No tardaremos en ver a viejos buscando desesperadamente un camello que les dé el analgésico que les niegan a la farmacia porque el sistema que los controla dice que ya han tomado muchos este mes. Por si no les bastaba con sentirse sobrantes en un sistema que antepone la productividad a todo lo demás, ahora los repiten por todos lados que no es bueno que tomen tantas pastillas, que tienen muchos efectos secundarios. O sea que nada, si tiene dolor soporte con estoicismo judeocristiano; si no puede dormir, hágase una valeriana; si nota el peso pesado de la depresión, dígase tristeza y apúntate a algún taller de cerámica o macramé. Cierto es que el consumo de medicamentos ha aumentado, según las estadísticas, pero las cifras sólo son eso: cifras. ¿Alguien puede creerse que tomamos analgésicos, medicamentos para la tensión o para el colesterol por gusto? ¿Que nos enganchamos al paracetamol como si fuera heroína?
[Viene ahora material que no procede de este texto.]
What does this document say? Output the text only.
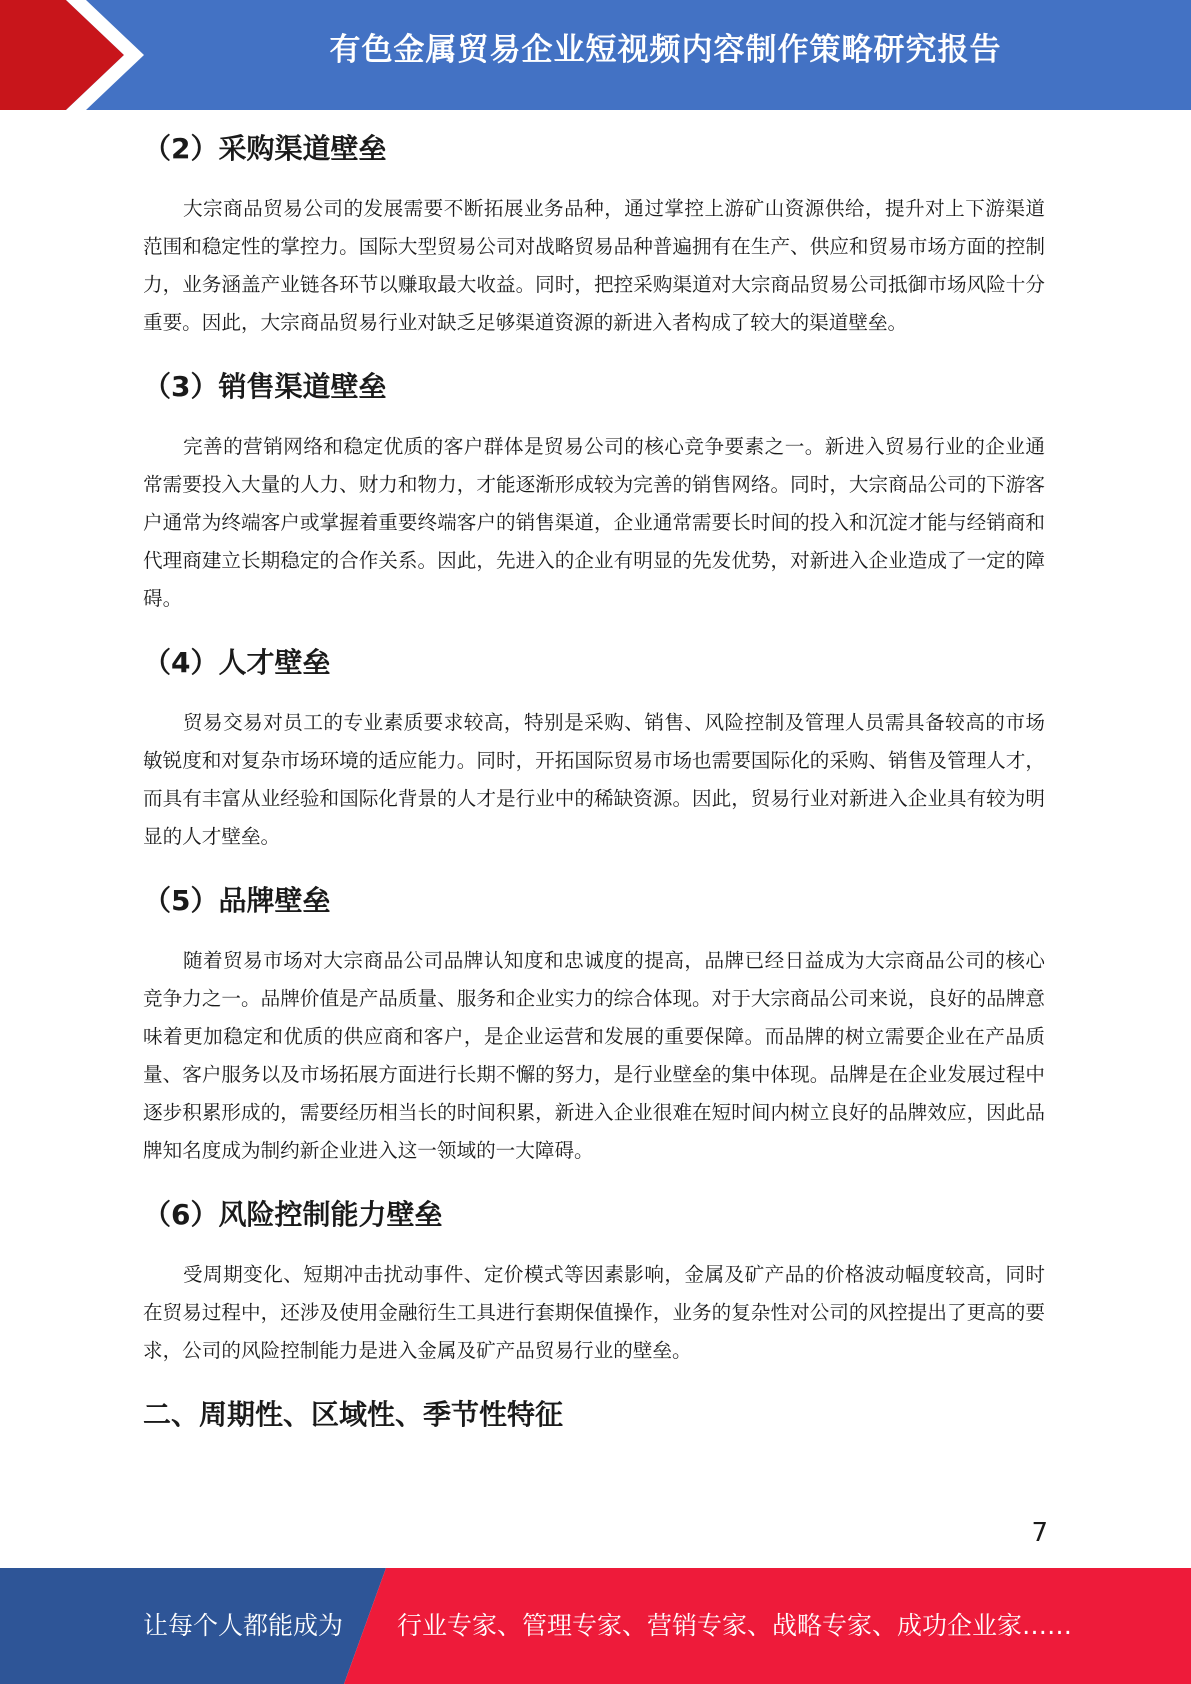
有色金属贸易企业短视频内容制作策略研究报告
（2）采购渠道壁垒

大宗商品贸易公司的发展需要不断拓展业务品种，通过掌控上游矿山资源供给，提升对上下游渠道范围和稳定性的掌控力。国际大型贸易公司对战略贸易品种普遍拥有在生产、供应和贸易市场方面的控制力，业务涵盖产业链各环节以赚取最大收益。同时，把控采购渠道对大宗商品贸易公司抵御市场风险十分重要。因此，大宗商品贸易行业对缺乏足够渠道资源的新进入者构成了较大的渠道壁垒。

（3）销售渠道壁垒

完善的营销网络和稳定优质的客户群体是贸易公司的核心竞争要素之一。新进入贸易行业的企业通常需要投入大量的人力、财力和物力，才能逐渐形成较为完善的销售网络。同时，大宗商品公司的下游客户通常为终端客户或掌握着重要终端客户的销售渠道，企业通常需要长时间的投入和沉淀才能与经销商和代理商建立长期稳定的合作关系。因此，先进入的企业有明显的先发优势，对新进入企业造成了一定的障碍。

（4）人才壁垒

贸易交易对员工的专业素质要求较高，特别是采购、销售、风险控制及管理人员需具备较高的市场敏锐度和对复杂市场环境的适应能力。同时，开拓国际贸易市场也需要国际化的采购、销售及管理人才，而具有丰富从业经验和国际化背景的人才是行业中的稀缺资源。因此，贸易行业对新进入企业具有较为明显的人才壁垒。

（5）品牌壁垒

随着贸易市场对大宗商品公司品牌认知度和忠诚度的提高，品牌已经日益成为大宗商品公司的核心竞争力之一。品牌价值是产品质量、服务和企业实力的综合体现。对于大宗商品公司来说，良好的品牌意味着更加稳定和优质的供应商和客户，是企业运营和发展的重要保障。而品牌的树立需要企业在产品质量、客户服务以及市场拓展方面进行长期不懈的努力，是行业壁垒的集中体现。品牌是在企业发展过程中逐步积累形成的，需要经历相当长的时间积累，新进入企业很难在短时间内树立良好的品牌效应，因此品牌知名度成为制约新企业进入这一领域的一大障碍。

（6）风险控制能力壁垒

受周期变化、短期冲击扰动事件、定价模式等因素影响，金属及矿产品的价格波动幅度较高，同时在贸易过程中，还涉及使用金融衍生工具进行套期保值操作，业务的复杂性对公司的风控提出了更高的要求，公司的风险控制能力是进入金属及矿产品贸易行业的壁垒。

二、周期性、区域性、季节性特征
7
让每个人都能成为 行业专家、管理专家、营销专家、战略专家、成功企业家……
La otra pata de la farmacofobia es la de quienes denuncian que estamos medicando el malestar social. Y claro, es una parte importante de la salud y es evidente que un antidepresivo o un ansiolítico no le solucionan el problema gordo a alguien que vive en la precariedad laboral, que tiene dificultades para encontrar una vivienda o que debe hacer manos y mangas para conseguir que los ingresos le cubran los inflacionados gastos. Ninguna persona en esta situación a quien sus circunstancias le hayan abrumado hasta el punto de afectarle la salud mental cree que la medicación le cambiará la vida, pero paliar los efectos de este dolor socioeconómico es tan importante como tratar los síntomas de una infección o una pierna rota. Las declaraciones de la comisionada de Salud Mental, Belén González, en las que anunciaba un plan de "prescripciones sociales como alternativa" con "deporte en vez de Rubifén, asociaciones feministas en vez de sertralina o un sindicato en vez de lorazepam" son un insulto para los pacientes que padecen TDAH, depresión o ansiedad. Y todavía resultan más ofensivas viniendo de una psiquiatra. Y que se afirme una y otra vez que la pobreza produce trastornos mentales es volver a la clásica estigmatización según la cual hay más locos entre las clases bajas. Cuando se dice que no está bien medicar las condiciones sociales lo que se está diciendo en realidad es que este tipo de sufrimiento es llevadero, no tan importante como el sufrimiento de un dolor físico con causas orgánicas concretas y evidentes. Si no sale a los análisis es que te haces tú sola, son los nervios, que decían antes. Menos mal que no nos dicen histéricas. Quien pide ayuda es porque la necesita y tener problemas de salud mental no es incompatible con una fuerte conciencia social. A un paciente que se encuentra mal qué quieren que le diga su médico: ¿que haga una revolución? ¿Que lo deje todo y se vaya a vivir al bosque?
Hay que recordar que los farmacólogos que nos riñen y alarman para tomar lo que nos han recetado conocen a fondo los medicamentos, pero nunca tratan con pacientes reales. Cuando repiten una y otra vez que “estamos medicando demasiado a los viejos, pobres y mujeres” sus palabras tienen un efecto secundario indeseable mucho peor que los de la sobremedicación: instalar la sospecha y la desconfianza en el núcleo fundamental de cualquier sistema de salud, la relación entre médico y paciente. Si quieren ayudar deberían denunciar la sobresaturación y las listas de espera, que empeoran mucho más la salud que tomarte una píldora para el dolor. Animar a los enfermos a dejar la medicación es una enorme irresponsabilidad que en el fondo lo que está promoviendo es que el propio paciente sea quien tenga que tomar esta decisión sin contar con el criterio del médico que le conoce.